An annual US State Department report, released on Thursday said, during the last year, Pakistan operated many de-radicalisation camps in parts of the country that offered ‘corrective training, counselling and religious education’.
“Pakistan is a key counterterrorism partner and we have an ongoing conversation with the Pakistani Government of the need to address militant activities in Pakistan and will remain a key partner in confronting terrorism in the South Asia region,” said the US State Department spokesman Mark Toner during a special briefing on the report.
The State Department also appreciated that Pakistan’s National Action Plan (NAP) worked well in 2015 against terrorism.
The plan, aiming to prevent terrorist attacks on Pakistan’s soil, seeks to punish terrorists, eliminate their support system, and promote the non-violent coexistence of various sects, said the report.
“Also throughout 2015, the Pakistani military continued ground and air operations in North Waziristan and Khyber Agency to eliminate terrorist safe havens and recover illegal weapons caches,” said the US State Department report.
Toner said, “2014 was a particularly violent year in Pakistan, I think as we know from attacks in the schools and et cetera.

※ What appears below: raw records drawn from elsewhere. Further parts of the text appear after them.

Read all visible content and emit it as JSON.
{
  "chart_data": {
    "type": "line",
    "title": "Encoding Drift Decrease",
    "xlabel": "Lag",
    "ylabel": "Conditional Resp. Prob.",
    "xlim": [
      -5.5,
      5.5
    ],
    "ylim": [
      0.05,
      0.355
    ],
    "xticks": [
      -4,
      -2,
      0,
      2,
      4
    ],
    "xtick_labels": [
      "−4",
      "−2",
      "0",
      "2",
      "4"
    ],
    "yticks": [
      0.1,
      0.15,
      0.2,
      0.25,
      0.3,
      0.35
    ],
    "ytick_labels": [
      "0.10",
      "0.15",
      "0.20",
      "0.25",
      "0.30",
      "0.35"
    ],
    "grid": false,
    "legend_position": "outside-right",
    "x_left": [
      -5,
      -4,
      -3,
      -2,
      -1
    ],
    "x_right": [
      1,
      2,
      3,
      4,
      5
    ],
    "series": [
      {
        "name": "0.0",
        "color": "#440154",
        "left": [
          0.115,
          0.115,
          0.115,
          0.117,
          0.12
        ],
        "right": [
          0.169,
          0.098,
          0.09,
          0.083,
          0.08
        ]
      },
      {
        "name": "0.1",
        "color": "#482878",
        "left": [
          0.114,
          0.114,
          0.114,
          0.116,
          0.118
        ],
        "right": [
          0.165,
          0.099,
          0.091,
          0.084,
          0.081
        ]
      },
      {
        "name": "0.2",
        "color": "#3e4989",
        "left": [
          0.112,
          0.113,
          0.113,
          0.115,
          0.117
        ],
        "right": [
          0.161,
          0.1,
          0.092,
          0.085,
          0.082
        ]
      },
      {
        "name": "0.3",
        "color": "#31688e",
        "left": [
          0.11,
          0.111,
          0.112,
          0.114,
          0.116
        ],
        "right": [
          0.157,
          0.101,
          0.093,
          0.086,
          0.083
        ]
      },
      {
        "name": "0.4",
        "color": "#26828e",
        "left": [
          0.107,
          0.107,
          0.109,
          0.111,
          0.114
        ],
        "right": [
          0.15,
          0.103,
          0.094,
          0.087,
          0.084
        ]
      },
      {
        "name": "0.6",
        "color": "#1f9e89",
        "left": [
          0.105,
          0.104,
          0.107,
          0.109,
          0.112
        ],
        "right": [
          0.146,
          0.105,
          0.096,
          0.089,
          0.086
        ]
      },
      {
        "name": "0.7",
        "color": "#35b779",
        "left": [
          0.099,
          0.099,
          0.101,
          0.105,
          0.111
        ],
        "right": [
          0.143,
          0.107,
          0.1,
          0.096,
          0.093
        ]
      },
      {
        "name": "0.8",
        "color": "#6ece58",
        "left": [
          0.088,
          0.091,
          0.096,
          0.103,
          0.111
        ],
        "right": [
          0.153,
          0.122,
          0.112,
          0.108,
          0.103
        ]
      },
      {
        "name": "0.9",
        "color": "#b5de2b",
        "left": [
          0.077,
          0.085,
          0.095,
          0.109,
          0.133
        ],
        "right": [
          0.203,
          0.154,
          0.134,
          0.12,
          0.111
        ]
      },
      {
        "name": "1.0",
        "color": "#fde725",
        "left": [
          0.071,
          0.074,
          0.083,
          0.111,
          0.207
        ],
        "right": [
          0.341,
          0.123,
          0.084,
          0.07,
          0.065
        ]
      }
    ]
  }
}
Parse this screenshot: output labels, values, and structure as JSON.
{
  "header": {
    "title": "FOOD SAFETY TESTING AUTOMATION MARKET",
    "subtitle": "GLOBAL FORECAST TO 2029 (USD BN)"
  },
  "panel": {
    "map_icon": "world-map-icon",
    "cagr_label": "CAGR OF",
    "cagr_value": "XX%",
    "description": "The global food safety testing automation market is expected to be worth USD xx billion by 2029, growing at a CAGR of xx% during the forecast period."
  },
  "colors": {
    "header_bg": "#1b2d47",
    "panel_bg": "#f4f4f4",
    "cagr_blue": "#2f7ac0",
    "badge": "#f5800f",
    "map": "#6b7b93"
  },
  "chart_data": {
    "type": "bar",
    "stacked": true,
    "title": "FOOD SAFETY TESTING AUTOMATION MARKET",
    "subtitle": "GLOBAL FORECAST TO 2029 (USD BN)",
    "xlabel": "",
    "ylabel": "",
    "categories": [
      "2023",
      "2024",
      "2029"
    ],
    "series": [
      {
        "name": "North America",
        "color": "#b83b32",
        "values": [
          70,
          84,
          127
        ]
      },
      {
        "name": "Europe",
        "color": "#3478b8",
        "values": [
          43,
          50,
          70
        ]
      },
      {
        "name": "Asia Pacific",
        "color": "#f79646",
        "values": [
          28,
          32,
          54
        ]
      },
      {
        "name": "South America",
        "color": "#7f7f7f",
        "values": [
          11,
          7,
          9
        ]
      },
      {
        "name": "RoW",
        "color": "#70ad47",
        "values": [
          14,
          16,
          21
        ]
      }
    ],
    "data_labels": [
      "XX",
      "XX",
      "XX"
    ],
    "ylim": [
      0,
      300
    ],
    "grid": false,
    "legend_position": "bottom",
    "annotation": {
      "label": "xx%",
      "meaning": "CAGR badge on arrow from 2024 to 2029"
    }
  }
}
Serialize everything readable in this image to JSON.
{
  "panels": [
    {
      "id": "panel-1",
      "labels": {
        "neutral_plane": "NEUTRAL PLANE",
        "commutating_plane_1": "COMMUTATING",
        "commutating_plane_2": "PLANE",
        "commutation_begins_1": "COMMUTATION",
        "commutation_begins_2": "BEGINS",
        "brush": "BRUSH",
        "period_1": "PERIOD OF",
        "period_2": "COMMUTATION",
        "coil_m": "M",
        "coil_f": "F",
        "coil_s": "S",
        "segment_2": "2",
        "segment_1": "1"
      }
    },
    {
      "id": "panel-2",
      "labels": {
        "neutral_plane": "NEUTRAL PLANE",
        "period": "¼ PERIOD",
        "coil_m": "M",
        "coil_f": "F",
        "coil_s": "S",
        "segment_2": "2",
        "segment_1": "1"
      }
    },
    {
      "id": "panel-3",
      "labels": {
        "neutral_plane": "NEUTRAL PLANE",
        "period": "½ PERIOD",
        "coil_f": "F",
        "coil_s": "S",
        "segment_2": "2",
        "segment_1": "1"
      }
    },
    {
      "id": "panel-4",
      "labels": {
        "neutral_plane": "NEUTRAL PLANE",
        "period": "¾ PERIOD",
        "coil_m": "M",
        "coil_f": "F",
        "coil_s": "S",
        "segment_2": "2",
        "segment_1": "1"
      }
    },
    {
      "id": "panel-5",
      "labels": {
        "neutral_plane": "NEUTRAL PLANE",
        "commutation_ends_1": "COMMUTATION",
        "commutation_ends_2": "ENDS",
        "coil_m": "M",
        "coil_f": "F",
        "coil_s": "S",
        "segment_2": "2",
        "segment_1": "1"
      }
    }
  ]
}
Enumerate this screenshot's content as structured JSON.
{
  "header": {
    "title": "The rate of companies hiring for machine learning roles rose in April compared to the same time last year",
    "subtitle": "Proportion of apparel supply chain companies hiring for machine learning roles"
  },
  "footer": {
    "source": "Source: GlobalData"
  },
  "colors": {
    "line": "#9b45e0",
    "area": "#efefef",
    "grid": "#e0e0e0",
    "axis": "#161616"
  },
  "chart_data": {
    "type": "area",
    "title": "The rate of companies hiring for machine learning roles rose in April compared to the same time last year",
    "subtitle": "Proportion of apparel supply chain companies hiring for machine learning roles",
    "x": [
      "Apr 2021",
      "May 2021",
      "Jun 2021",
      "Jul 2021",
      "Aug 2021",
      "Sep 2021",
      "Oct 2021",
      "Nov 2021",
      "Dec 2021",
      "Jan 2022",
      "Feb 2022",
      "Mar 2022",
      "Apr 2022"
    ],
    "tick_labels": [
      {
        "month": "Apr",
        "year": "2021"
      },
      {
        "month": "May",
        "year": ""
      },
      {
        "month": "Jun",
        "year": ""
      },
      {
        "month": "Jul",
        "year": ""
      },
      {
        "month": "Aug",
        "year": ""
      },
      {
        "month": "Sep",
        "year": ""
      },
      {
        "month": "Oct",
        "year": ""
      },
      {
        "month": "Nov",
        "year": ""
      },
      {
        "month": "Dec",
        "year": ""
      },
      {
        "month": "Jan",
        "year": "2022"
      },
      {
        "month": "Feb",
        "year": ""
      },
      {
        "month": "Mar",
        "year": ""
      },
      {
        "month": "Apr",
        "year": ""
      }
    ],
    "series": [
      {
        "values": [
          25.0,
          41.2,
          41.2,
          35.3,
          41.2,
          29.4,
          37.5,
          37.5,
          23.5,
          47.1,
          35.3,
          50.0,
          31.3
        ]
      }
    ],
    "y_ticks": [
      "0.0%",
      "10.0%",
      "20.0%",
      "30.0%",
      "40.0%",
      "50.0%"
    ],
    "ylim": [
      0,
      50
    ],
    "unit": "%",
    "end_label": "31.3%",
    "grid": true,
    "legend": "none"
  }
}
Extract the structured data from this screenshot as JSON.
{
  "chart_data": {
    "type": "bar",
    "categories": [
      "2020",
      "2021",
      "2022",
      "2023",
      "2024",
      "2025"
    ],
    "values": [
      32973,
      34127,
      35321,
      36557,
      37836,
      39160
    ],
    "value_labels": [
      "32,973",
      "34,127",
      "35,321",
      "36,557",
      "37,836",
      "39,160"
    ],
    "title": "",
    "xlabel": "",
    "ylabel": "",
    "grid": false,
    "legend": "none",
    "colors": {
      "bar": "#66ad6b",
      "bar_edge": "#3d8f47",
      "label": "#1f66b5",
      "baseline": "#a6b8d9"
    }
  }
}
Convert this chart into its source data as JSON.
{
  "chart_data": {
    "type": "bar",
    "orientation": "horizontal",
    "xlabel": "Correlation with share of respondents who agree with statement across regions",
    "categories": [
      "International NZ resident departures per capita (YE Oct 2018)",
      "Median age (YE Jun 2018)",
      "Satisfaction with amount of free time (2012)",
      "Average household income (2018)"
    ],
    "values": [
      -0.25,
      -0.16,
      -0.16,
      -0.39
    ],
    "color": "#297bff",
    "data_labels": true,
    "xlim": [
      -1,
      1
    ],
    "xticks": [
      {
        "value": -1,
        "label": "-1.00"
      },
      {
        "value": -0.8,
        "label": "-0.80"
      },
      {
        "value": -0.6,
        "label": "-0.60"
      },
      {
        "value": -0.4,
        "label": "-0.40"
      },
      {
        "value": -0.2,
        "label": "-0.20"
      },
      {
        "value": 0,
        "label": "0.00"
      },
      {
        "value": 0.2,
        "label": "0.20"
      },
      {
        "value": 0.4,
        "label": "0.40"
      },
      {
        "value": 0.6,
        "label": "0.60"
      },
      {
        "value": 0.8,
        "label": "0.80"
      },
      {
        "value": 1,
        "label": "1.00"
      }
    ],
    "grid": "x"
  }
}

And the Pakistani Government undertook a robust response against a number of the militant groups and throughout that end of 2014 into 2015.”
The State Department, however, noted that ‘Pakistan did not take significant action’ against the Afghan Taliban or the Haqqani network in 2015 and did little to put off home-grown groups such as Lashkar-e-Taiba (LeT) and Jaish-e-Mohammad (JeM).
It said Pakistan did not limit fundraising activities of the US-and UN-designated banned organisations such as Jamaat-ud-Dawa (JuD) and the Falah-i-Insaniyat Foundation (FiF), apart from banning their media coverage.
The US did not fail to note in the report that the UN-designated terrorist Hafiz Saeed – the chief of LeT/JuD/FiF – also managed to make regular public appearances in support of his organisations’ objectives.